Nonnative invasive species are a threat across the entire country and our team of NWTF regional biologists, including Doug Little, Mitchel Blake and Cully McCurdy, reveal how dangerous invasives are in the northeast states from Maine to West Virginia.
An invasive species is a plant, fungus or animal that is not native to a specific location and has a tendency to spread and cause damage to the environment. Invasives affect the habitat of wild turkeys and other wildlife. They compete for resources and spell trouble for all native plants and animals by causing death or by degrading habitat.
“Nonnatives can quickly take over old fields that otherwise would provide quality brood habitat for wildlife,” Little said. “For example, autumn olive and bush honeysuckle outcompete beneficial plant species that turkeys may forage on or around.”

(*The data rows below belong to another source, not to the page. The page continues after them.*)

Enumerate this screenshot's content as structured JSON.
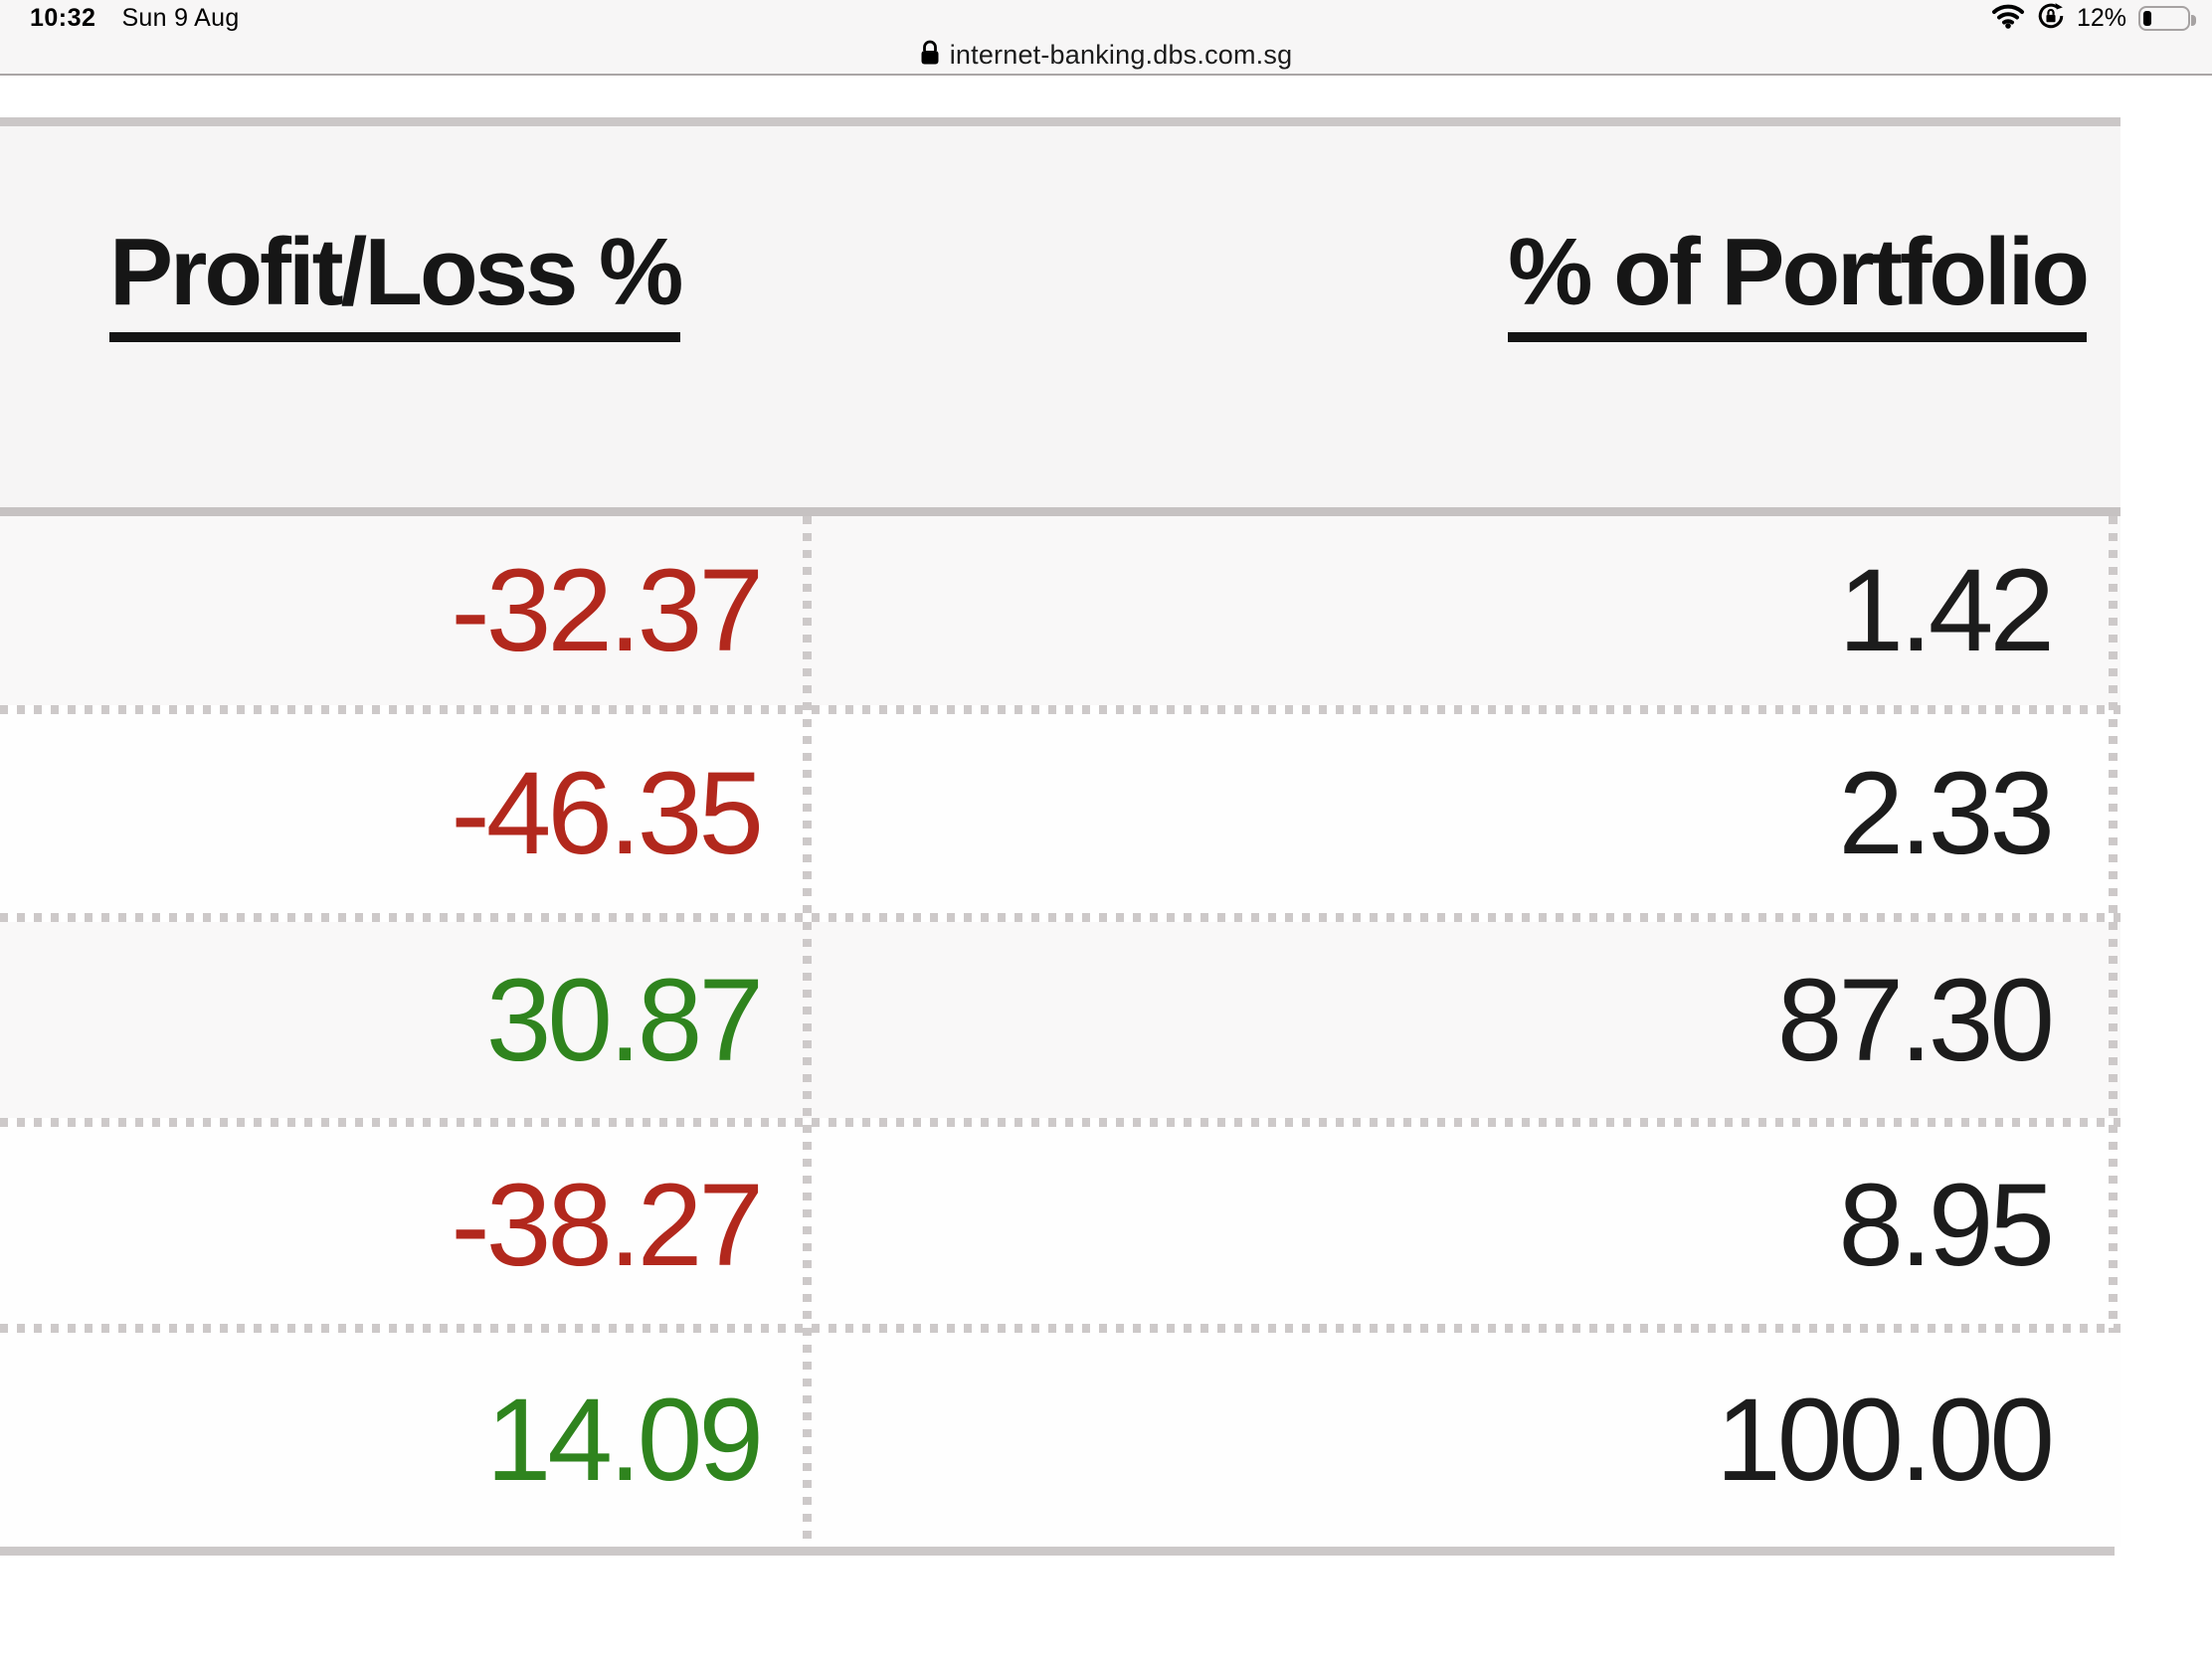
{
  "status_bar": {
    "time": "10:32",
    "date": "Sun 9 Aug",
    "battery_percent": "12%"
  },
  "browser": {
    "url": "internet-banking.dbs.com.sg"
  },
  "table": {
    "headers": [
      {
        "label": "Profit/Loss %"
      },
      {
        "label": "% of Portfolio"
      }
    ],
    "rows": [
      {
        "profit_loss_pct": "-32.37",
        "pct_of_portfolio": "1.42",
        "trend": "negative"
      },
      {
        "profit_loss_pct": "-46.35",
        "pct_of_portfolio": "2.33",
        "trend": "negative"
      },
      {
        "profit_loss_pct": "30.87",
        "pct_of_portfolio": "87.30",
        "trend": "positive"
      },
      {
        "profit_loss_pct": "-38.27",
        "pct_of_portfolio": "8.95",
        "trend": "negative"
      },
      {
        "profit_loss_pct": "14.09",
        "pct_of_portfolio": "100.00",
        "trend": "positive"
      }
    ],
    "colors": {
      "negative": "#b2281d",
      "positive": "#2f841e",
      "neutral": "#1c1c1c"
    }
  }
}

Biologists in the Colonial Forest states say invasive species are just as big of a concern as the lack of old field habitats and the decreasing percentage of forest land that is made up of mature forests. The deficiency of young forest cover brings down the diversity in this region, causing trouble for certain species and the environment.
The NWTF is taking the fight to invasives. On the Finger Lakes National Forest, the NWTF New York State Chapter and the U.S. Forest Service partnered on a project in the Curatola area to reduce invasive species. The land consists mainly of successional old forests, and a good majority of the unit is invaded by all forms of nonnative plants, prohibiting native shrubs and species from flourishing. Crews are working hard to eradicate nonnative species using chemical treatments.

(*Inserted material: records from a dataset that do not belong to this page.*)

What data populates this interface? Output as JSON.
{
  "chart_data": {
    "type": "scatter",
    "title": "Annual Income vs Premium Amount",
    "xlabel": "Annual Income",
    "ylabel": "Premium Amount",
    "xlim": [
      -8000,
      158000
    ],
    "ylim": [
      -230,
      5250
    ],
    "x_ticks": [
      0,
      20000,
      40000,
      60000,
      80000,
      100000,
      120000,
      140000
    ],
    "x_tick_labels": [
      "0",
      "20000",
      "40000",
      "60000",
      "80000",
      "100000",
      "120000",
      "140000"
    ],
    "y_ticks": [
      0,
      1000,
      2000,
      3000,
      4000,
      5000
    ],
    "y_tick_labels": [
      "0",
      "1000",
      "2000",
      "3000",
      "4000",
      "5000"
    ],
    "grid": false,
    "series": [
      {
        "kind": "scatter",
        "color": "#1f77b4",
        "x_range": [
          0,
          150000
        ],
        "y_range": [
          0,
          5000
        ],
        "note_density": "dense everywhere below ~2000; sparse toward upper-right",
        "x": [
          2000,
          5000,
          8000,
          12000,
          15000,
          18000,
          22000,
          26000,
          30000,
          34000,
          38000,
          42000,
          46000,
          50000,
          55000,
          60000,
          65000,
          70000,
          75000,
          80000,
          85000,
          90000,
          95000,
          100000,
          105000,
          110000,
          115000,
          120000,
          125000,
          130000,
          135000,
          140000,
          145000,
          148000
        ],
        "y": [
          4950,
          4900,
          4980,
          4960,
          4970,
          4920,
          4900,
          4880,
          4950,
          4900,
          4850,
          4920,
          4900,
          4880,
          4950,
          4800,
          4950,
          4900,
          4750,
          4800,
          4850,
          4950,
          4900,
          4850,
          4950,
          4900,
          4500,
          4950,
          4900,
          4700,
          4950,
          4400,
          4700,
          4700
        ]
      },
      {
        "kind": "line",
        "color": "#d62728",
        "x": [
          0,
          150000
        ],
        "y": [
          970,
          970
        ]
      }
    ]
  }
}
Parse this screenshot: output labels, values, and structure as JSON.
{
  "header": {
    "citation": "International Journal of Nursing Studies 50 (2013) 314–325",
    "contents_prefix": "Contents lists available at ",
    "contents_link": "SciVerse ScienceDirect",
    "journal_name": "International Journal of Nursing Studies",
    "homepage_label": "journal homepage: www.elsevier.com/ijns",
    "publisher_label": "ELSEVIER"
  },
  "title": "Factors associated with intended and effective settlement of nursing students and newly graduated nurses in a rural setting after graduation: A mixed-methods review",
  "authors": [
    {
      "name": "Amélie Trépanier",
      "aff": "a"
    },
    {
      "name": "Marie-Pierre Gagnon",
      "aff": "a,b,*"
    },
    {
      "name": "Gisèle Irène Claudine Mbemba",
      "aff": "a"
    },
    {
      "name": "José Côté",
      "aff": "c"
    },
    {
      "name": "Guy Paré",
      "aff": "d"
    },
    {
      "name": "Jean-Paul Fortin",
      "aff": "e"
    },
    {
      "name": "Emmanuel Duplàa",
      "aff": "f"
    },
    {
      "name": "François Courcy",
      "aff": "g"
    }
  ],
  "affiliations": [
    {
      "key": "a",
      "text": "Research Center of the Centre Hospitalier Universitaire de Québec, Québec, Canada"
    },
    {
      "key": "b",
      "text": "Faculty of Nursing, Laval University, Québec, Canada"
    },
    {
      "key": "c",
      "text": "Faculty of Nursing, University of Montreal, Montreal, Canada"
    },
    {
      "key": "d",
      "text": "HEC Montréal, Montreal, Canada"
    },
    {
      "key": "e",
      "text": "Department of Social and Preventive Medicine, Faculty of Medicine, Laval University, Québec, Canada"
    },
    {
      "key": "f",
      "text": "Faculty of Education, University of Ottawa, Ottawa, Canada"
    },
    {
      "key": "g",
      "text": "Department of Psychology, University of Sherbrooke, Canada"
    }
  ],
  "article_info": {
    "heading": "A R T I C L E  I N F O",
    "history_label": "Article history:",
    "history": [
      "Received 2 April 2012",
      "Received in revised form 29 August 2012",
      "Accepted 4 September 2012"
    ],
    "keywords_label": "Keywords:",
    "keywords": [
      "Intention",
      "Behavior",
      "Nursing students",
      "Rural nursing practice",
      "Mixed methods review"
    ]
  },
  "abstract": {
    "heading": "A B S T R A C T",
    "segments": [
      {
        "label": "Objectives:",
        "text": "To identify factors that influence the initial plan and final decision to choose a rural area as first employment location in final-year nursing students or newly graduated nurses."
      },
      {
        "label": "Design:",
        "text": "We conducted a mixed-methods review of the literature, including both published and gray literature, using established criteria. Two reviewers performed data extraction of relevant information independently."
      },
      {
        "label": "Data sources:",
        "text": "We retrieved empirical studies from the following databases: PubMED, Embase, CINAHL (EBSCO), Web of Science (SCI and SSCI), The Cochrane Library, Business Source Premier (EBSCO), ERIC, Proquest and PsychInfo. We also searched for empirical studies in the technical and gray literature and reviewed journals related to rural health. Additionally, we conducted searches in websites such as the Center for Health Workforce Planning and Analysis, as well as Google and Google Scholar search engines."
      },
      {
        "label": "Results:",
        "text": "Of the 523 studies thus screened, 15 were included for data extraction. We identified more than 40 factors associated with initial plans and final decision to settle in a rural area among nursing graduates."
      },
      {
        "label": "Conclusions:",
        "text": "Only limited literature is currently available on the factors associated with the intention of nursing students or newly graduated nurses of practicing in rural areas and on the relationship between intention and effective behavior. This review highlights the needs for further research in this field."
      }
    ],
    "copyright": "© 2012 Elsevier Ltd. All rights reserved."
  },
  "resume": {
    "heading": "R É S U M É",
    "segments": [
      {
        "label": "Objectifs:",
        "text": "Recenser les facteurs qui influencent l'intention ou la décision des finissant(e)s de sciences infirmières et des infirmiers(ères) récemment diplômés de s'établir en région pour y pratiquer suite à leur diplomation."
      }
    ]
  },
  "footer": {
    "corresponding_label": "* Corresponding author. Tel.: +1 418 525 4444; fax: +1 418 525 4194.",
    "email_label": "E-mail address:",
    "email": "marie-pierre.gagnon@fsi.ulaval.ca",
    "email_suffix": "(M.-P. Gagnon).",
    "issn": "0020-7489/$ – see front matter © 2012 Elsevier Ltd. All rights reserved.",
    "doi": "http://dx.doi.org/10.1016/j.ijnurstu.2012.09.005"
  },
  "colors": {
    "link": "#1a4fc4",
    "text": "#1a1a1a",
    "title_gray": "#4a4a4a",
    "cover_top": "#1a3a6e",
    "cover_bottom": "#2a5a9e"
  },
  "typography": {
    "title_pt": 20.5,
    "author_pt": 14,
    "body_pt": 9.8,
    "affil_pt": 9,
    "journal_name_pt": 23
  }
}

This project and many others conducted by state or federal agencies are large-scale and not conducive to volunteer assistance. Little recommends that private landowners have professional foresters develop forest management plans to treat, control and eradicate invasive species on their land.
If you don’t have land of your own, becoming an NWTF member helps the organization and its partners with a wide variety of habitat enhancement projects, including the control of invasive species to improve habitat for wild turkeys and other species.
Some of the most common and problematic species from the Colonial Forests include:
- Multi-flora rose – Introduced for ornamental use and erosion control but forms dense thickets that invade pastures and crowds out native species.
- Bush honeysuckle – This aggressive shrub is shade tolerant and forms dense thickets that block sunlight, preventing native plants from growing underneath.
- Autumn olive – This woody, nonnative invader creates a monoculture that prohibits native plants from flourishing.
- Japanese knotweed – Native to Asia, this noxious invasive weed spreads rapidly through areas overtaking native species, especially along waterways.
- Glossy buckthorn – An invasive shrub of hardwood forests that spreads rapidly, shading out native shrubs and forest plants.
- Japanese stiltgrass – This plant threatens native understory vegetation and spreads quickly through disturbed shaded areas, displacing native wetland and forest vegetation.
- Mile-a-minute – First introduced in the 1930s, this weed produces a thick tangle of vines, blocking sunlight and killing the plants underneath.
- Oriental bittersweet – Smothering native plants, this invasive species grows as a vine and often uproots trees due to its weight.
- Japanese barberry – This exotic invasive shrub can tolerate a range of varying site and soil conditions, creating a dense stand that outcompetes native trees and herbaceous plants.
If you want to take action and help combat the spread of invasive species in your area, read the following guidelines:
- Learn to properly identify invasives, research treatment methods and treat nonnative species on your property.
- Don't drive vehicles, including ATVs and mowers, through patches of invasives, and clean equipment of vegetation and dirt before moving to a new area to avoid the spread of seeds.
- Don't plant ornamental invasive species in your yard where they can spread to surrounding wild lands.
- Thoroughly clean boats of vegetation and drain live wells when traveling between lakes.